There are plenty of suitable RPGs, notably investigation games like Gumshoe which already has paranormal and mutant-chasing variants, as well as post-X Files paranormal-hunting games like Conspiracy X, or if you want to go another way model-the-TV-show games like PTA and Smallville. Indeed, I wonder why someone like MWP hasn't licensed Fringe itself.

Tuesday 13 December 2011

Would you like some folkloric British monsters?

SFX are nice enough to give away their Paranormal Special's article on the subject.

Nessie, the Great Grey Man of Ben MacDhui, the Lambton Worm... Ten in all, enough to fill a British supernatural adventure show, turn out to be aliens in a series' worth of Doctor Who or cryptids in Primeval, inspire fantasy beasts or horror monsters and more.

Are the Owlmen the Strix from Vampire: The Requiem in their natural form? Is the story of the last Cottingley Fairy picture being real the truth? Is the Black Dog a friend or an enemy?

Monday 12 December 2011

The Nine Companions

To celebrate my ninth follower here - presumably also my 20th over on The Door, hello!

How significant are numbers in your game world?

Is it bad luck to have thirteen at the table, or in the adventuring party? Is three the magic number, or is it five, or seven? Which number Shall Not Be Spoken?

And how do you apply this when you have an uncertain number of PCs?

Of course, you can make just about any number, or phrase, or physical characteristic, hugely significant in a game world. Omens and pattern recognition have presented us with plenty of examples.

"Five there must be, one for each finger of the hand!"

"2001 is actually the start of the new millennium!"
"Nobody likes a math geek, Scully. "

"Ahh, you have green eyes, you cannot enter by the front door!"

So if you have six players, they could be connected by a prophecy relating to the six senses, the days God worked on Earth, or the luck of a normal die.

And since most RPGs run off numbers and their random generation, you could even throw number symbolism into the game itself. In Nomine, the game of angels and demons secretly battling over the world, is built around the d666.

Saturday 10 December 2011

The Fellowship of the Ring came out ten years ago.

In some ways it doesn't seem that long ago, in others (where it connects to very early memories of the books) it seems like it's always been there.

It's why I don't generally run or play standard fantasy - I know I can't GM like Tolkien can. I'd love to have a hand in something like that, but so much standard fantasy is just about fighting through Moria rather than grieving over Gandalf, getting up the mountains rather than the importance of fellowship.

The One Ring goes towards building this in, but I think it might make it too planned out. Really, you need a group who can throw themselves into it.

Thursday 8 December 2011

Oh, The Weather Outside Is Frightful

As I write this, the amusingly nicknamed Hurricane Bawbag rages outside, disrupting plans and causing much consternation.
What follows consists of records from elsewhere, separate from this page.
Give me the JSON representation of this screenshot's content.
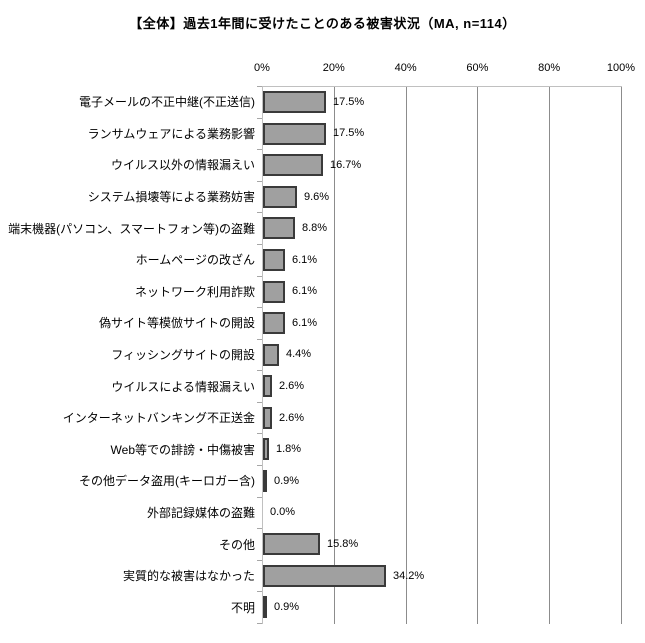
{
  "chart_data": {
    "type": "bar",
    "orientation": "horizontal",
    "title": "【全体】過去1年間に受けたことのある被害状況（MA, n=114）",
    "categories": [
      "電子メールの不正中継(不正送信)",
      "ランサムウェアによる業務影響",
      "ウイルス以外の情報漏えい",
      "システム損壊等による業務妨害",
      "端末機器(パソコン、スマートフォン等)の盗難",
      "ホームページの改ざん",
      "ネットワーク利用詐欺",
      "偽サイト等模倣サイトの開設",
      "フィッシングサイトの開設",
      "ウイルスによる情報漏えい",
      "インターネットバンキング不正送金",
      "Web等での誹謗・中傷被害",
      "その他データ盗用(キーロガー含)",
      "外部記録媒体の盗難",
      "その他",
      "実質的な被害はなかった",
      "不明"
    ],
    "values": [
      17.5,
      17.5,
      16.7,
      9.6,
      8.8,
      6.1,
      6.1,
      6.1,
      4.4,
      2.6,
      2.6,
      1.8,
      0.9,
      0.0,
      15.8,
      34.2,
      0.9
    ],
    "value_labels": [
      "17.5%",
      "17.5%",
      "16.7%",
      "9.6%",
      "8.8%",
      "6.1%",
      "6.1%",
      "6.1%",
      "4.4%",
      "2.6%",
      "2.6%",
      "1.8%",
      "0.9%",
      "0.0%",
      "15.8%",
      "34.2%",
      "0.9%"
    ],
    "xlabel": "",
    "ylabel": "",
    "xlim": [
      0,
      100
    ],
    "x_ticks": [
      "0%",
      "20%",
      "40%",
      "60%",
      "80%",
      "100%"
    ],
    "grid": true,
    "legend": false,
    "colors": {
      "bar_fill": "#A0A0A0",
      "bar_border": "#3A3A3A",
      "gridline": "#8C8C8C",
      "axis_line": "#C0C0C0",
      "tick": "#A6A6A6",
      "text": "#000000",
      "background": "#FFFFFF"
    }
  }
}
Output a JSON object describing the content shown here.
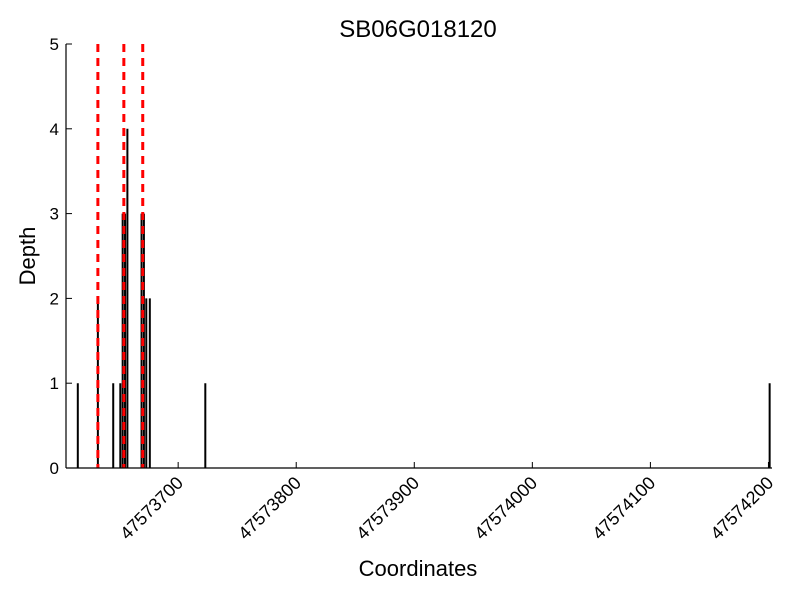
{
  "chart_data": {
    "type": "bar",
    "title": "SB06G018120",
    "xlabel": "Coordinates",
    "ylabel": "Depth",
    "xlim": [
      47573605,
      47574203
    ],
    "ylim": [
      0,
      5
    ],
    "yticks": [
      0,
      1,
      2,
      3,
      4,
      5
    ],
    "xticks": [
      47573700,
      47573800,
      47573900,
      47574000,
      47574100,
      47574200
    ],
    "x_tick_labels": [
      "47573700",
      "47573800",
      "47573900",
      "47574000",
      "47574100",
      "47574200"
    ],
    "grid": false,
    "bar_color": "#000000",
    "marker_color": "#ff0000",
    "bars": [
      {
        "x": 47573615,
        "y": 1
      },
      {
        "x": 47573632,
        "y": 2
      },
      {
        "x": 47573645,
        "y": 1
      },
      {
        "x": 47573651,
        "y": 1
      },
      {
        "x": 47573653,
        "y": 3
      },
      {
        "x": 47573655,
        "y": 3
      },
      {
        "x": 47573657,
        "y": 4
      },
      {
        "x": 47573669,
        "y": 3
      },
      {
        "x": 47573671,
        "y": 3
      },
      {
        "x": 47573673,
        "y": 2
      },
      {
        "x": 47573676,
        "y": 2
      },
      {
        "x": 47573723,
        "y": 1
      },
      {
        "x": 47574201,
        "y": 1
      }
    ],
    "marker_lines": [
      47573632,
      47573654,
      47573670
    ]
  }
}
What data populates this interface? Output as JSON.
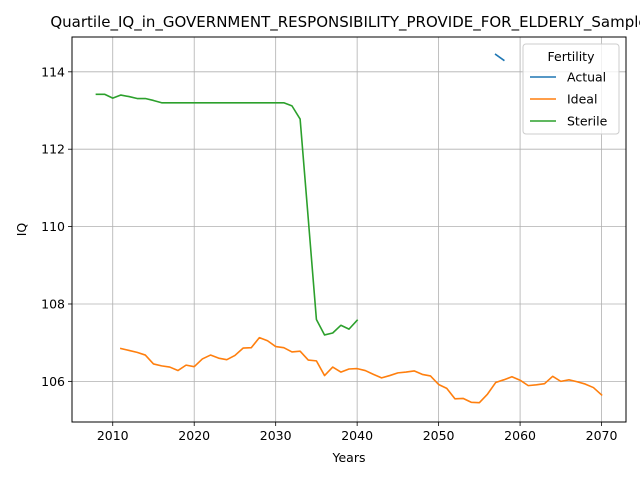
{
  "chart_data": {
    "type": "line",
    "title": "Quartile_IQ_in_GOVERNMENT_RESPONSIBILITY_PROVIDE_FOR_ELDERLY_Sample",
    "xlabel": "Years",
    "ylabel": "IQ",
    "xlim": [
      2005,
      2073
    ],
    "ylim": [
      104.95,
      114.9
    ],
    "xticks": [
      2010,
      2020,
      2030,
      2040,
      2050,
      2060,
      2070
    ],
    "yticks": [
      106,
      108,
      110,
      112,
      114
    ],
    "grid": true,
    "legend": {
      "title": "Fertility",
      "placement": "top-right"
    },
    "series": [
      {
        "name": "Actual",
        "color": "#1f77b4",
        "x": [
          2057,
          2058
        ],
        "y": [
          114.45,
          114.3
        ]
      },
      {
        "name": "Ideal",
        "color": "#ff7f0e",
        "x": [
          2011,
          2012,
          2013,
          2014,
          2015,
          2016,
          2017,
          2018,
          2019,
          2020,
          2021,
          2022,
          2023,
          2024,
          2025,
          2026,
          2027,
          2028,
          2029,
          2030,
          2031,
          2032,
          2033,
          2034,
          2035,
          2036,
          2037,
          2038,
          2039,
          2040,
          2041,
          2042,
          2043,
          2044,
          2045,
          2046,
          2047,
          2048,
          2049,
          2050,
          2051,
          2052,
          2053,
          2054,
          2055,
          2056,
          2057,
          2058,
          2059,
          2060,
          2061,
          2062,
          2063,
          2064,
          2065,
          2066,
          2067,
          2068,
          2069,
          2070
        ],
        "y": [
          106.85,
          106.8,
          106.75,
          106.68,
          106.45,
          106.4,
          106.37,
          106.28,
          106.42,
          106.38,
          106.58,
          106.68,
          106.6,
          106.56,
          106.67,
          106.86,
          106.87,
          107.13,
          107.05,
          106.9,
          106.87,
          106.76,
          106.78,
          106.55,
          106.53,
          106.15,
          106.37,
          106.24,
          106.32,
          106.33,
          106.28,
          106.18,
          106.09,
          106.15,
          106.22,
          106.24,
          106.27,
          106.18,
          106.14,
          105.92,
          105.82,
          105.55,
          105.56,
          105.46,
          105.45,
          105.67,
          105.97,
          106.04,
          106.12,
          106.03,
          105.89,
          105.91,
          105.94,
          106.13,
          106.0,
          106.04,
          105.99,
          105.93,
          105.84,
          105.65
        ]
      },
      {
        "name": "Sterile",
        "color": "#2ca02c",
        "x": [
          2008,
          2009,
          2010,
          2011,
          2012,
          2013,
          2014,
          2015,
          2016,
          2017,
          2018,
          2019,
          2020,
          2021,
          2022,
          2023,
          2024,
          2025,
          2026,
          2027,
          2028,
          2029,
          2030,
          2031,
          2032,
          2033,
          2034,
          2035,
          2036,
          2037,
          2038,
          2039,
          2040
        ],
        "y": [
          113.42,
          113.42,
          113.32,
          113.4,
          113.36,
          113.31,
          113.31,
          113.26,
          113.2,
          113.2,
          113.2,
          113.2,
          113.2,
          113.2,
          113.2,
          113.2,
          113.2,
          113.2,
          113.2,
          113.2,
          113.2,
          113.2,
          113.2,
          113.2,
          113.12,
          112.78,
          110.2,
          107.6,
          107.2,
          107.25,
          107.45,
          107.35,
          107.58
        ]
      }
    ]
  }
}
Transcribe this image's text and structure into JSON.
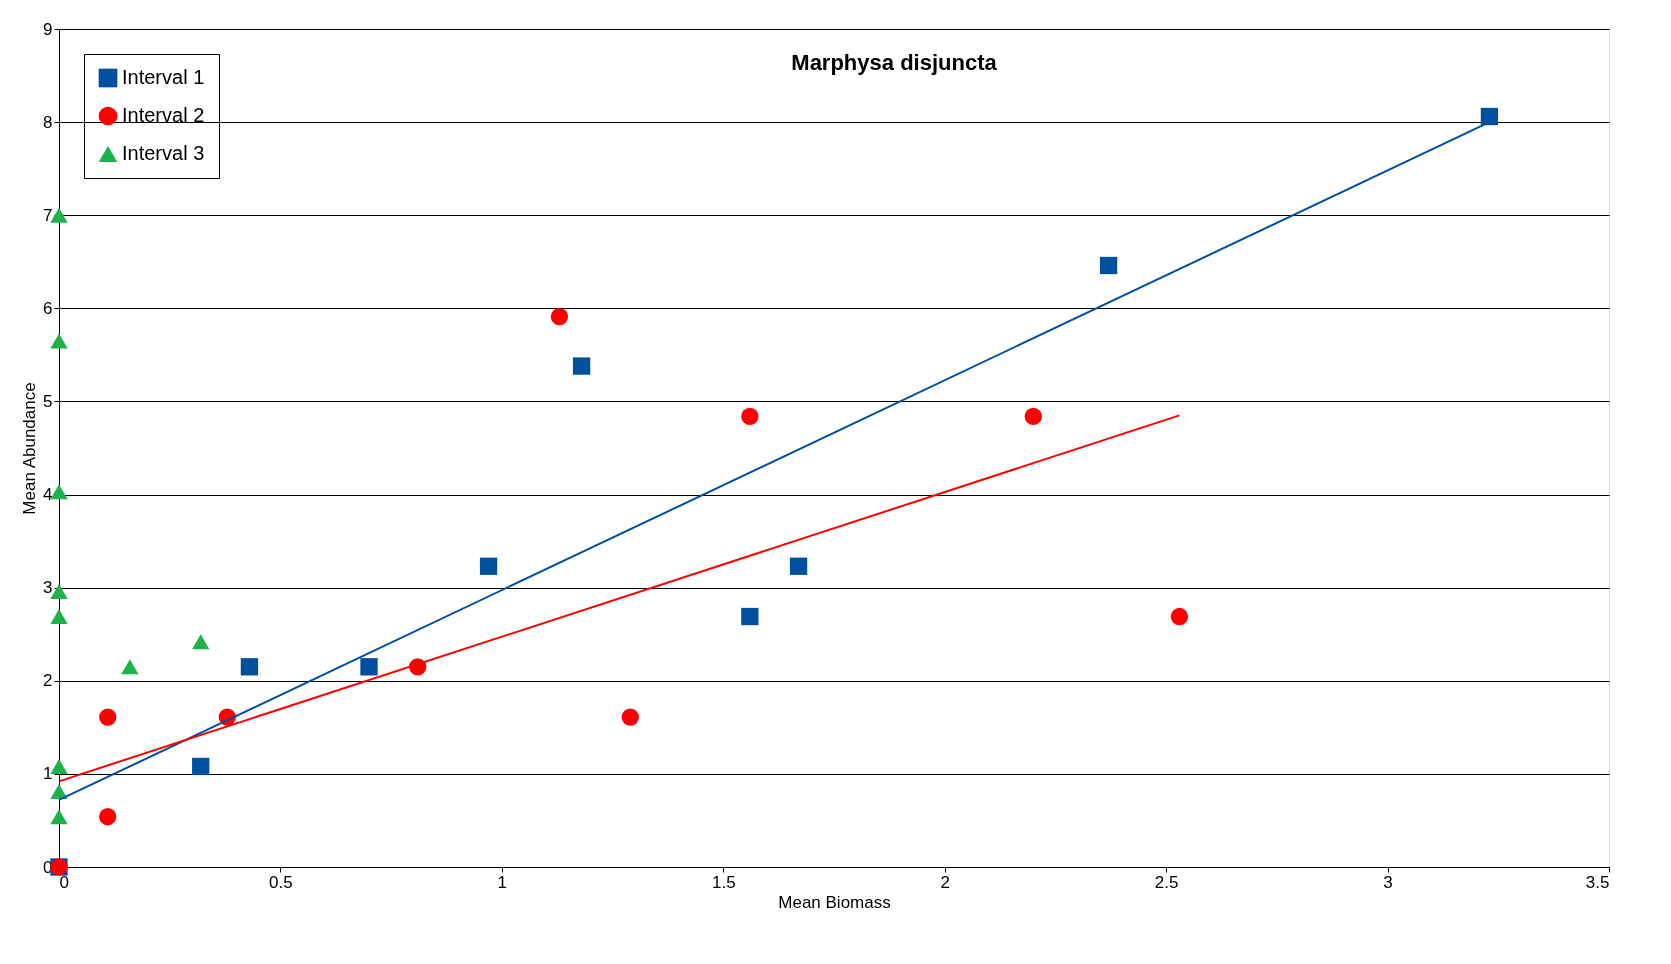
{
  "chart_data": {
    "type": "scatter",
    "title": "Marphysa disjuncta",
    "xlabel": "Mean Biomass",
    "ylabel": "Mean Abundance",
    "xlim": [
      0,
      3.5
    ],
    "xticks": [
      0,
      0.5,
      1,
      1.5,
      2,
      2.5,
      3,
      3.5
    ],
    "ylim": [
      0,
      9
    ],
    "yticks": [
      0,
      1,
      2,
      3,
      4,
      5,
      6,
      7,
      8,
      9
    ],
    "grid": "y",
    "legend": "top left",
    "series": [
      {
        "name": "Interval 1",
        "color": "#0050a0",
        "marker": "square",
        "x": [
          0,
          0.32,
          0.43,
          0.7,
          0.97,
          1.18,
          1.56,
          1.67,
          2.37,
          3.23
        ],
        "values": [
          0,
          1.08,
          2.15,
          2.15,
          3.23,
          5.38,
          2.69,
          3.23,
          6.46,
          8.06
        ]
      },
      {
        "name": "Interval 2",
        "color": "#ff0000",
        "marker": "circle",
        "x": [
          0,
          0.11,
          0.11,
          0.38,
          0.81,
          1.13,
          1.29,
          1.56,
          2.2,
          2.53
        ],
        "values": [
          0,
          0.54,
          1.61,
          1.61,
          2.15,
          5.91,
          1.61,
          4.84,
          4.84,
          2.69
        ]
      },
      {
        "name": "Interval 3",
        "color": "#1db34a",
        "marker": "triangle",
        "x": [
          0,
          0,
          0,
          0,
          0,
          0,
          0,
          0,
          0.16,
          0.32
        ],
        "values": [
          7.0,
          5.65,
          4.03,
          2.96,
          2.69,
          1.08,
          0.81,
          0.54,
          2.15,
          2.42
        ]
      },
      {
        "type": "line",
        "color": "#0050a0",
        "x": [
          0,
          3.23
        ],
        "values": [
          0.72,
          8.0
        ]
      },
      {
        "type": "line",
        "color": "#ff0000",
        "x": [
          0,
          2.53
        ],
        "values": [
          0.92,
          4.85
        ]
      }
    ]
  }
}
This time last year, of course, we were two weeks into six and a half weeks of being snowed in, so I suppose a storm isn’t such a big deal.

So... the weather in games.

Mostly it’s scenery, with dark and stormy nights aplenty, rain most often falling on noirish PIs, vampires threatened by the bright morning sun.

Sometimes it’s a dramatic device that forces adventurers to take shelter in the inn where the murder happens, or miss a vital train due to leaves on the line, or travel through Moria rather than over the mountains.

Sometimes it’s actively involved, under the control of superhuman powers for good or ill.

Games that tend more towards the dice falling where they may and the likes of random encounters might well include random weather, with a roll of the dice always waiting to screw up plans.

But a bit of strange weather could change a regular encounter even if it doesn’t fit the weather’s usual dramatic uses.

Consider a typical battle with a troop of Orcs/brigands/vampires/Stormtroopers and add enough rain to turn the ground to mud as the fight continues. Compare Agincourt in Branagh’s Henry V to Olivier’s to see the difference it can make to a standard narrative.

Thursday 1 December 2011

An observation caused by the Lego Star Wars Advent Calendar

The Yuuzhan Vong are the Tzimisce.

For various reasons, but most of all because, for me, neither of them feel like they fit in the universes they were brought into.